Opus tessellatum 1. La scacchiera dell’essere

di Antonio Devicienti

(parla la creatura che regge sulla testa la scacchiera)

«Chi adesso scrivendo mi dà la parola lo ricordo bambino entrare in questo grande spazio figurato, camminare su questo tappeto di mosaico e, nella fascinazione del suo non capire, immergersi negli enigmi che mai gli si sarebbero dissolti, ma proprio per questo ancora restano luminosi e fascinanti.

Nell’animalità delle mie quattro zampe, nell’umanità del mio volto, nel sapiente trifoglio che, trino e germogliante, è figura della parola, reggo quest’enorme scacchiera e mostro così la geometria del vivere e del morire, dell’andare e del restare, squaderno la corrispondenza perfetta tra le speculazioni della mente e l’universo indagato e interrogato.

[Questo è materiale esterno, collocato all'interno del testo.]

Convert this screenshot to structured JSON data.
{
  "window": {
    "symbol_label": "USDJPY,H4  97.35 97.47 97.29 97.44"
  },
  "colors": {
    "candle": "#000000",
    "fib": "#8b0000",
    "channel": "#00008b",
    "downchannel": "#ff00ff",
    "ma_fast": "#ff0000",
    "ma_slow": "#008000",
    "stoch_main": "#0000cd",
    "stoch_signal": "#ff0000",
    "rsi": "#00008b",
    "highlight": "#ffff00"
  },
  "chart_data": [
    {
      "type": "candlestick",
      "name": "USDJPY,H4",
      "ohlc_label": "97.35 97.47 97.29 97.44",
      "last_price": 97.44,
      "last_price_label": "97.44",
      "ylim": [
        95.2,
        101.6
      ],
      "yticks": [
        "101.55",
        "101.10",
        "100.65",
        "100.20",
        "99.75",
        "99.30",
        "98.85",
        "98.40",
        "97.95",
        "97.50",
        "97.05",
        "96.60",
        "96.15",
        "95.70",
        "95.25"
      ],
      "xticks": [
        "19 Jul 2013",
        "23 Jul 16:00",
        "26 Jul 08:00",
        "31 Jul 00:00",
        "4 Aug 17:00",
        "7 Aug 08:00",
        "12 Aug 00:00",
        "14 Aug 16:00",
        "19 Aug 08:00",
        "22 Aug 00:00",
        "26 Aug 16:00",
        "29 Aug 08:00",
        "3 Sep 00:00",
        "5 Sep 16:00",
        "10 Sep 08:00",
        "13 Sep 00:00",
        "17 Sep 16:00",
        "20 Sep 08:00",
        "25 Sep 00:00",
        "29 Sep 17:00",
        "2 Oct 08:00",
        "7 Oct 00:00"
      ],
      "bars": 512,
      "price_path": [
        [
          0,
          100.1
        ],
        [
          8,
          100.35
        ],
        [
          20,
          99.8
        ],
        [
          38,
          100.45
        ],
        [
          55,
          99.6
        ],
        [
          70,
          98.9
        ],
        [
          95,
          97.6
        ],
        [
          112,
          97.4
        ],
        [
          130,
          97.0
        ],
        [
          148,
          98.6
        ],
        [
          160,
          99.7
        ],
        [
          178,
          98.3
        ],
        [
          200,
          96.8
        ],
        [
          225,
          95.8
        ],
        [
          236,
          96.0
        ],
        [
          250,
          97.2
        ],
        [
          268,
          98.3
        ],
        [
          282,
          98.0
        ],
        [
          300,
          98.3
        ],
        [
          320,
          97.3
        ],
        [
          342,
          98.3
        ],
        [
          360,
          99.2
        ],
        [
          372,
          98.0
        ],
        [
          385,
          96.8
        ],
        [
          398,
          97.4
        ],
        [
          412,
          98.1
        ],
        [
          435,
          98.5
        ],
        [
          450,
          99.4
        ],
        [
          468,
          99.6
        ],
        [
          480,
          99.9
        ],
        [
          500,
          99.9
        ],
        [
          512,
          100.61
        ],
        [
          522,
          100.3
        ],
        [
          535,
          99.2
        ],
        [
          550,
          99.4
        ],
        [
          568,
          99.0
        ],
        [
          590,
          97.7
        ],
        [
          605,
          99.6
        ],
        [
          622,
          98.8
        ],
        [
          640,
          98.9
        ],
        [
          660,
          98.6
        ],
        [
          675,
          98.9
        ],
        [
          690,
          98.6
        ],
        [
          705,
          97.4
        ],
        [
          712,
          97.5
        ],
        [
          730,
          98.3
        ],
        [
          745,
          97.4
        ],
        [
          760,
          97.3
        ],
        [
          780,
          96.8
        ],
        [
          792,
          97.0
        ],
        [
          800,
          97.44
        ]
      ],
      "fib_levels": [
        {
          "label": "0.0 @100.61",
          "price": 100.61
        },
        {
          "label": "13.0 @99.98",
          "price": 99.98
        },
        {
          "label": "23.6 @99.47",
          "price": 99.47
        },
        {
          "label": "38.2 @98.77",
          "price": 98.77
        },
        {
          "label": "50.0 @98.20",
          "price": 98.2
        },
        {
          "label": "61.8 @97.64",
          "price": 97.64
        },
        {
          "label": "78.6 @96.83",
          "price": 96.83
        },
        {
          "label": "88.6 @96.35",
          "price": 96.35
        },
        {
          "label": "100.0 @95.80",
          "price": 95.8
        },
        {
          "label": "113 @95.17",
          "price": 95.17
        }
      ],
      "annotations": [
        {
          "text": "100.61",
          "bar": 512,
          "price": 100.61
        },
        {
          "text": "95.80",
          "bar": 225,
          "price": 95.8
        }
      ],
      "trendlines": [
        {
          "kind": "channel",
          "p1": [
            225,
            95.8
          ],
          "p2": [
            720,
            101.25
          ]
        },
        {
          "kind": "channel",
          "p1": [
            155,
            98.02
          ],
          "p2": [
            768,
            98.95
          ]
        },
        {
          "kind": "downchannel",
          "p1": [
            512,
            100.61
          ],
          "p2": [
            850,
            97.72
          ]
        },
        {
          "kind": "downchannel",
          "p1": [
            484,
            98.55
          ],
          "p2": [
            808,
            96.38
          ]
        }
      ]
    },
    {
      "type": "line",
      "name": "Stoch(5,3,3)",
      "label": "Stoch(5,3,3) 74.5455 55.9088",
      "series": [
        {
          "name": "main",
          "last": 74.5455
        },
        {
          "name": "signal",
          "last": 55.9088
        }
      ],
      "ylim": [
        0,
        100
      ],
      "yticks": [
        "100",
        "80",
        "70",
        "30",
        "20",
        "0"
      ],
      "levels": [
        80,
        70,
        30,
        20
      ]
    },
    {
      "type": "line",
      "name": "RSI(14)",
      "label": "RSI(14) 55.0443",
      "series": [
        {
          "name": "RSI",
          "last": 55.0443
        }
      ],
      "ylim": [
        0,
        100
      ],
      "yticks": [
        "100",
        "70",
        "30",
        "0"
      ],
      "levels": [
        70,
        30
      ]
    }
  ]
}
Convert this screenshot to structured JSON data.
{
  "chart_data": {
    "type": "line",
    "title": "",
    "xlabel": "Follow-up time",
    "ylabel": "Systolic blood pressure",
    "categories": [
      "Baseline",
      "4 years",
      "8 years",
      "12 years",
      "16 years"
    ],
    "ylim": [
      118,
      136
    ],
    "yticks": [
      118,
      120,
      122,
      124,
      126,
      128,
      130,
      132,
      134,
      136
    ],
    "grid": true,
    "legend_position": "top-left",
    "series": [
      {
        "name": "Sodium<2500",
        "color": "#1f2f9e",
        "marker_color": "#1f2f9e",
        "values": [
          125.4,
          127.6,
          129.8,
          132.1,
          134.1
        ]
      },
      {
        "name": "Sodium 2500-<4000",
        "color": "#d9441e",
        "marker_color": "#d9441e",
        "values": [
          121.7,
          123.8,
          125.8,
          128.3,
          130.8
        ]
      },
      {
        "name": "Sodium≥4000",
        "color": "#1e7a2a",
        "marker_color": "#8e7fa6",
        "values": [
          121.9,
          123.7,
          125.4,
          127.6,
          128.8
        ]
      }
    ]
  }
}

Nel mio incessante andare, nell’armoniosa scansione della scacchiera che mi fu affidata da custodire, nel ruminare il cibo del pensiero, nato in quest’estremo territorio dell’Occidente io guardo a Oriente, m’incammino verso Oriente e nel mio trifoglio latino e salentino assaporo la sapienza succosa del greco e dell’arabo, nel gioco dei re che viene dall’India e dalla Persia riconosco me stesso, quadrupede figlio della terra, solare volto figliato dalla luce».